Les éléments de langage diffusés ont fait mouche dans les médias et consciencieusement repris tout au long de la journée du 9 septembre, veille du début de l'examen en séance publique du projet de loi, fixé au 10 septembre.
Contre l'encadrement des loyers, les deux arguments massue sont qu'il va favoriser les locataires aisés et pénaliser les locataires modestes, et qu'il va décourager les investisseurs et les faire quitter l'investissement locatif vers d'autres types de placements ! Le premier ne tient l'analyse : certes des loyers élevés au m2 vont se voir plafonnés. Mais les biens concernés ne sont-ils loués qu'à des locataires "riches" ? Nombre de petites surfaces à loyers au m2 frisant les 40 à 50 euros le m2 à Paris sont loués à des locataires modestes ou des étudiants. A contrario, les loyers des grands appartements loués à des locataires aisés sont beaucoup plus proches de ce que seront les loyers médians majorés... A l'autre bout de l'éventail des loyers, les logements à faibles loyers risquent-ils de faire l'objet d'une réévaluation de la part de leurs propriétaires, sous prétexte qu'elle serait rendue plus facile que la procédure actuellement en vigueur ? Rien n'est moins sûr : à 30% sous ce que seront les loyers médians, il s'agit la plupart du temps de logements de qualité médiocre pour ne pas dire plus ; les études effectuées par l'OLAP (Observatoire des loyers de l'agglomération parisienne) montrent que les propriétaires n'utilisent souvent pas la possibilité qui leur est offerte de réévaluer les loyers par la procédure de l'article 17c de la loi du 6 juillet 1989 de peur de voir leur locataire partie et de ne plus pouvoir relouer sans gros travaux...
S'il y a un vrai risque de voir les propriétaires d'appartements de grande qualité être tentés de les vendre, est-ce forcément une mauvaise nouvelle ? Une mise en vente massive pourrait entraîner une baisse des prix permettant à ces locataires, par définition aisés, de les acquérir à meilleur compte. de toutes façons, même si un tel mouvement retirait du marché quelques milliers ou dizaines de milliers de logements locatifs, ce ne sont pas ceux qui manquent aujourd'hui aux candidats locataires qui ont du mal à se loger !
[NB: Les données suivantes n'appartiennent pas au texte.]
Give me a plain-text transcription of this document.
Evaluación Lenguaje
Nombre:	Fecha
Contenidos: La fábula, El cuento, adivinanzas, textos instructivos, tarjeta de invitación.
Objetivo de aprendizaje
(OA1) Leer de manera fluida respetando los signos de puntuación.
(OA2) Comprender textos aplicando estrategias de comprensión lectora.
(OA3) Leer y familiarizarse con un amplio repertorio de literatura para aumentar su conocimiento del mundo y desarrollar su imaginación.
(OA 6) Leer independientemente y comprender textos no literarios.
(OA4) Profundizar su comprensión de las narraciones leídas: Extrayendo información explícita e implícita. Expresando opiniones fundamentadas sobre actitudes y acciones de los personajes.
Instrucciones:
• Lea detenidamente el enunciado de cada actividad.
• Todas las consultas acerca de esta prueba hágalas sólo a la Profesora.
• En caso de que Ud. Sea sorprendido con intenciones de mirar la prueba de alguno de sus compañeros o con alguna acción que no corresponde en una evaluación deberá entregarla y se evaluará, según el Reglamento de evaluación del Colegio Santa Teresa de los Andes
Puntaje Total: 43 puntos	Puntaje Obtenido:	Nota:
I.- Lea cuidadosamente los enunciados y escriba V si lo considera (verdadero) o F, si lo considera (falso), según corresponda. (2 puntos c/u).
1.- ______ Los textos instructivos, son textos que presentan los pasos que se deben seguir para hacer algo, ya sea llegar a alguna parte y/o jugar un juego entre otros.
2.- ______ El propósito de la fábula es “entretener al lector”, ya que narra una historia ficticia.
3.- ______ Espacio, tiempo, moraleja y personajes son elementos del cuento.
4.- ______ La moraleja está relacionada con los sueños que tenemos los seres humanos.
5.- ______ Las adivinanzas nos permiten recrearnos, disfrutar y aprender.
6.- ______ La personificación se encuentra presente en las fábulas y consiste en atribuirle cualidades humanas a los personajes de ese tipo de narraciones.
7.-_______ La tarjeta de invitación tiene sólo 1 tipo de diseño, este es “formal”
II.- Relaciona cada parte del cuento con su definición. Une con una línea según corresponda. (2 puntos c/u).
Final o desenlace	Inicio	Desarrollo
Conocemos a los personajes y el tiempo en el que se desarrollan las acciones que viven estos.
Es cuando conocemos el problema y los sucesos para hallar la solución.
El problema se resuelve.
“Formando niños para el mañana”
Contre la "GUL", il n'est pas étonnant de trouver en première ligne les assureurs, qui craignent légitimement de se voir déposséder d'un marché, celui de la "garantie loyers impayés" (GLI), ou à tout le moins de voir l'Etat l'investir lourdement. Ils sont épaulés par de grands administrateurs de biens qui délivrent la GLI en "ducroire" et en tirent un chiffre d'affaires appréciable. Mais on trouve aussi parmi les détracteurs les propriétaires immobiliers. L'argument développé par les uns et les autres est la "déresponsabilisation" que le dispositif envisagé entraînerait chez les locataires, incités par l'effet que le paiement de leur loyer serait garanti à leur propriétaire à se dispenser de le régler, les adversaires du projet s'inquiétant du coup du coût budgétaire du dispositif pour la collectivité ! Au delà de l'insulte qu'un tel argument constitue à l'égard des locataires, considérés comme prompts à se dispenser du respect de leurs engagements à la première occasion pour dépenser leur argent à on ne sait quels emplois futiles comme les écrans plats ou partir en vacances, ce souci est curieux de la part de ceux qui habituellement réclament pour l'immobilier allègements fiscaux et abattements de toutes sortes... Surtout, il ne résiste pas à la confrontation avec l'expérience : cela fait trente ans que des propriétaires s'assurent contre les impayés : cela a-t-il incité les locataires à ne pas régler leur loyer ? Ils savent que l'assureur qui garantit le propriétaire se retournera contre eux pour récupérer les indemnités versées, et subrogé dans les droits du propriétaire, résiliera leur bail et engagera une procédure d'expulsion. Pourquoi en irait-il autrement avec la GUL. Imagine-t-on que l'Etat, qui aujourd'hui fait feu de tout bois pour combattre les déficits, laissera filer sans rien faire ?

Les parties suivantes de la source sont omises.